Erst vor einigen Tagen wurde mir in einem Gespräch gesagt: "Na ja, du hattest ja alle Möglichkeiten und hast dein Leben so gelebt, wie du es dir selbst vorgestellt hast. Über dich hat niemand bestimmt." Das hat mich sehr traurig gemacht und für diese Gruppe ist mein Gedicht.
Verstehe, lieber
Manfred.
Ich hatte dir den boshaften Stachel auch gar nicht zugetraut und das war es auch, was mich irritiert hat in erster Linie, denn das ist ja nicht wirklich ein Inhalt für ein ernstzunehmendes Gedicht.
Dennoch finde ich den Titel nach wie vor nicht optimal gewählt (auch, wenn ich verstehe, dass der deinem persönlichen Erlebnisumfeld entspringt) - denn das, was du schilderst, trifft ja auf so gut wie alle Familienbetriebe zu. Da wird eine/r der Nachkommen hoffnungsfroh darauf getrimmt und ein wenig (oder auch energisch) in die Richtung geschubbst, einmal den Familienbetrieb weiterzuführen. Sich da als junger Mensch gegen den Wunsch der Eltern - und es ist noch dazu kein kleiner, eben mal so geäußerter Wunsch - zu stellen und sich zu lösen, stelle ich mir sehr schwer vor und in vielen Fällen auch sehr konfliktbehaftet. Und in nicht wenigen Fällen treibt eine solche Entscheidung auch einen Keil in die Familie, wie ich fürchte. Von der persönlichen Gefestigtheit und Reife, die das erfordert, will ich erst gar nicht sprechen...
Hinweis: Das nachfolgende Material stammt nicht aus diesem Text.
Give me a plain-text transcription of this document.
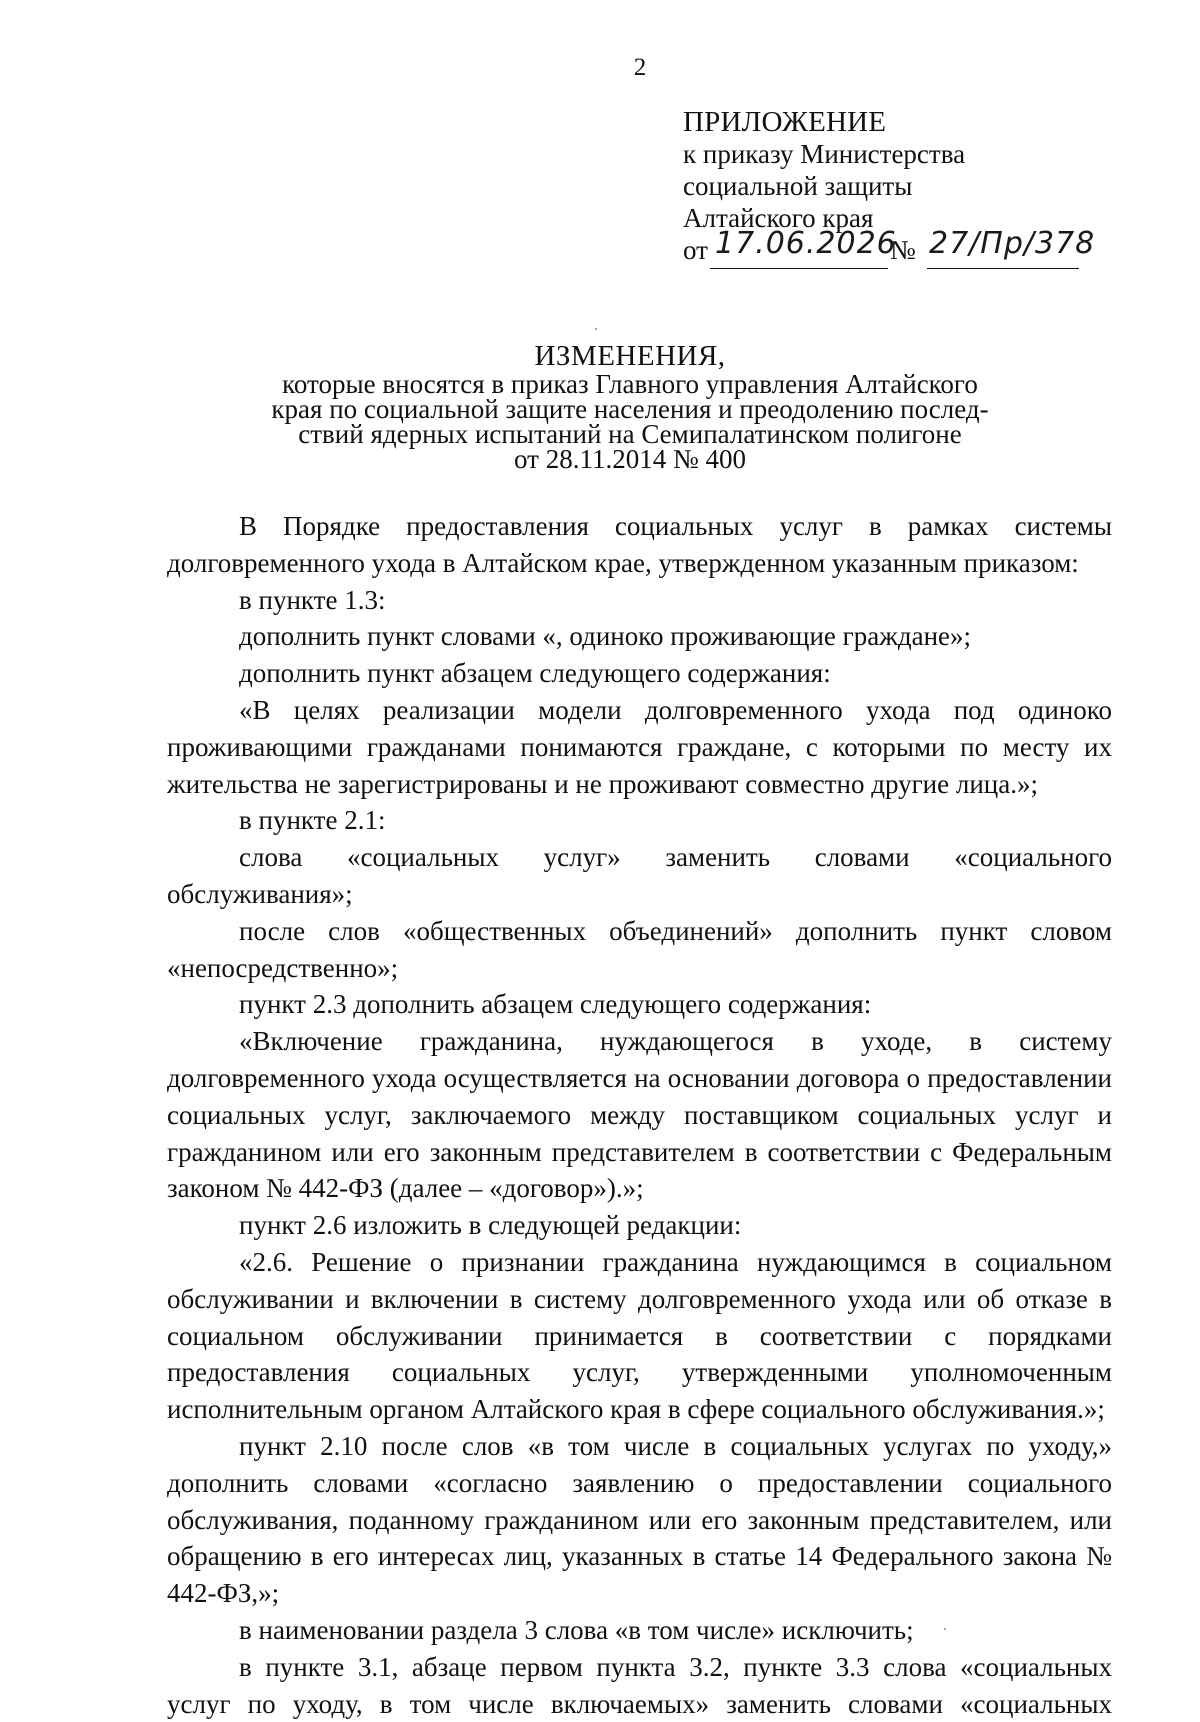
2
ПРИЛОЖЕНИЕ
к приказу Министерства
социальной защиты
Алтайского края
от 17.06.2026
№ 27/Пр/378
ИЗМЕНЕНИЯ,
которые вносятся в приказ Главного управления Алтайского
края по социальной защите населения и преодолению послед-
ствий ядерных испытаний на Семипалатинском полигоне
от 28.11.2014 № 400

В Порядке предоставления социальных услуг в рамках системы долговременного ухода в Алтайском крае, утвержденном указанным приказом:

в пункте 1.3:

дополнить пункт словами «, одиноко проживающие граждане»;

дополнить пункт абзацем следующего содержания:

«В целях реализации модели долговременного ухода под одиноко проживающими гражданами понимаются граждане, с которыми по месту их жительства не зарегистрированы и не проживают совместно другие лица.»;

в пункте 2.1:

слова «социальных услуг» заменить словами «социального обслуживания»;

после слов «общественных объединений» дополнить пункт словом «непосредственно»;

пункт 2.3 дополнить абзацем следующего содержания:

«Включение гражданина, нуждающегося в уходе, в систему долговременного ухода осуществляется на основании договора о предоставлении социальных услуг, заключаемого между поставщиком социальных услуг и гражданином или его законным представителем в соответствии с Федеральным законом № 442-ФЗ (далее – «договор»).»;

пункт 2.6 изложить в следующей редакции:

«2.6. Решение о признании гражданина нуждающимся в социальном обслуживании и включении в систему долговременного ухода или об отказе в социальном обслуживании принимается в соответствии с порядками предоставления социальных услуг, утвержденными уполномоченным исполнительным органом Алтайского края в сфере социального обслуживания.»;

пункт 2.10 после слов «в том числе в социальных услугах по уходу,» дополнить словами «согласно заявлению о предоставлении социального обслуживания, поданному гражданином или его законным представителем, или обращению в его интересах лиц, указанных в статье 14 Федерального закона № 442-ФЗ,»;

в наименовании раздела 3 слова «в том числе» исключить;

в пункте 3.1, абзаце первом пункта 3.2, пункте 3.3 слова «социальных услуг по уходу, в том числе включаемых» заменить словами «социальных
Dass über einen bestimmt wird, kommt aber genauso auch in Familien vor, die keinen Betrieb weitergeführt sehen wollen. Ein "Familientraditions-Erbe" (im Sinne von "so geht Leben von Schule bis Pension und so haben wir das schon seit Generationen gelebt" kann in
jedem Setting sehr bestimmend sein - bei uns war es das "du machst Matura und dann wird studiert", das auch von mir in jungen Jahren nicht in Frage gestellt wurde (erst ein Burn Out später habe ich angefangen, das zu hinterfragen). Bei unserem Sohn haben wir auch sehr bewusst gesagt, dass Matura und Studium nicht "alles" sind, sondern wir uns für ihn wünschen, dass er den Beruf für sich findet, der ihn erfüllt, weil er seine Stärken und Leidenschaften dort ausleben kann. Und wir stellen fest, dass er sich mit dieser "Freiheit" auch nicht nur leicht tut. (aber das nur so am Rande).
Fremd- und Selbstbestimmung...das ist gar keine so einfache Sache und ist nicht nur schwarz-weiß zu sehen. Und man darf das Konzept des Leidensgewinns auch nicht vergessen (aber das führte hier jetzt zu weit, das näher zu erörtern).
Und damit zurück zum Text an sich:
ich glaube, du hast in für dich und deine eigene Betroffenheit geschrieben und daher wusstest du auch, was gemeint ist und wo der Text hin will. Für den unvorbereiteten Leser ist er m.E. aber nicht deutlich genug positioniert. Er bietet keinen Anhaltspunkt, der richtig auf das eigentlich Gemeinte "einstimmt", wenn du verstehst, was ich meine. Normalerweise kann ein Titel das ja schon leisten - hier aber führt dieser eher in die Irre oder zumindest auf einen sehr eng gesteckten Gedanken-Acker.
Ein spannendes und berührendes Thema jedenfalls, das du dir da vorgenommen hast. Dein Problem ist, dass das "tumbe Bauernkind" da mit reinrutscht - auch, wenn du das gar nicht im Sinn hast. Das sitzt einfach zu tief als allgemeines Vorurteil, das man zu oft gehört hat und leider immer noch hört.